Tarabai established a rival court at Kolhapur and but she was deposed soon by Shahu and Rajasabai (Rajaram’s second wife). Rajasabai had collaborated with Shahu to put her son Sambhaji II on the Kolhapur throne. Tarabai and her son Shivaji II were imprisoned, but whom she never exposed to the outside world was her grandson Ramraja.
Sambhaji II forced Shahu to keep Tarabai in house arrest at Satara. Since Shahu did not have children of his own, he designated Ramraja as his successor.
With Tarabai’s help, the young prince ascended the Maratha throne. However, later when he became close to the powerful Peshwa, Nana Sahib, and refused to accede to her wishes, Tarabai denounced him as her grandson.
Nonetheless, in 1752, Tarabai had to settle for a pact that acknowledged Nana Sahib’s authority in return for the freedom to settle “into her life’s final role – that of a powerful quasi-sovereign dowager”.
She agreed to dismiss her lieutenant Baburao Jadhav, whom Balaji Baji Rao disliked. In return, Balaji Baji Rao forgave her. On 14 September 1752, the two took oaths at Khandoba temple in Jejuri, promising mutual peace. At this oath ceremony, Tarabai also swore that Rajaram II was not her grandson.
Nevertheless, Balaji Baji Rao retained Rajaram II as the titular Chhatrapati and a powerless figurehead.
Tarabai breathed her last at the age of 86 in 1761. Her demise happened a few months following the disastrous third battle of Panipat, where the Maratha army was annihilated by Ahmad Shah Abdali. Historians agree that the same disaster at Panipat would have been visited upon the Marathas had Tarabai not taken charge in 1701. The survival of the nascent Maratha kingdom was her enduring legacy.

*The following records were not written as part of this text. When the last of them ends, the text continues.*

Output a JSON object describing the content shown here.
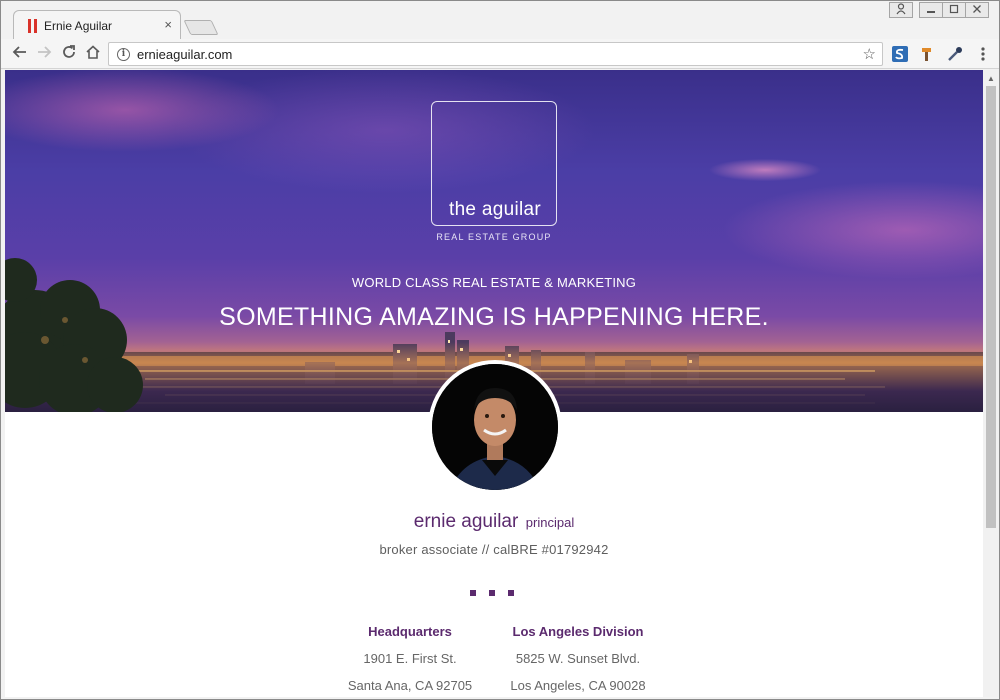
{
  "browser": {
    "tab_title": "Ernie Aguilar",
    "tab_close": "×",
    "url": "ernieaguilar.com"
  },
  "hero": {
    "logo_name": "the aguilar",
    "logo_sub": "REAL ESTATE GROUP",
    "tagline": "WORLD CLASS REAL ESTATE & MARKETING",
    "headline": "SOMETHING AMAZING IS HAPPENING HERE."
  },
  "profile": {
    "name": "ernie aguilar",
    "role": "principal",
    "license": "broker associate // calBRE #01792942"
  },
  "offices": [
    {
      "title": "Headquarters",
      "street": "1901 E. First St.",
      "city": "Santa Ana, CA 92705"
    },
    {
      "title": "Los Angeles Division",
      "street": "5825 W. Sunset Blvd.",
      "city": "Los Angeles, CA 90028"
    }
  ],
  "colors": {
    "accent_purple": "#5b2a6e",
    "favicon_red": "#d9322a"
  }
}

In her seven-year role as the regent, Tarabai single-handedly ensured that the Maratha resistance not only endured against the Mughals but would also rise to become a dominant force in the Indian subcontinent long after her death.
‘Rainha dos Marathas’ or the Queen of Marathas was undoubtedly the reason for the survival of the Maratha Empire. She came, she conquered she cared- This is the story of Rani Tarabai Bhonsle.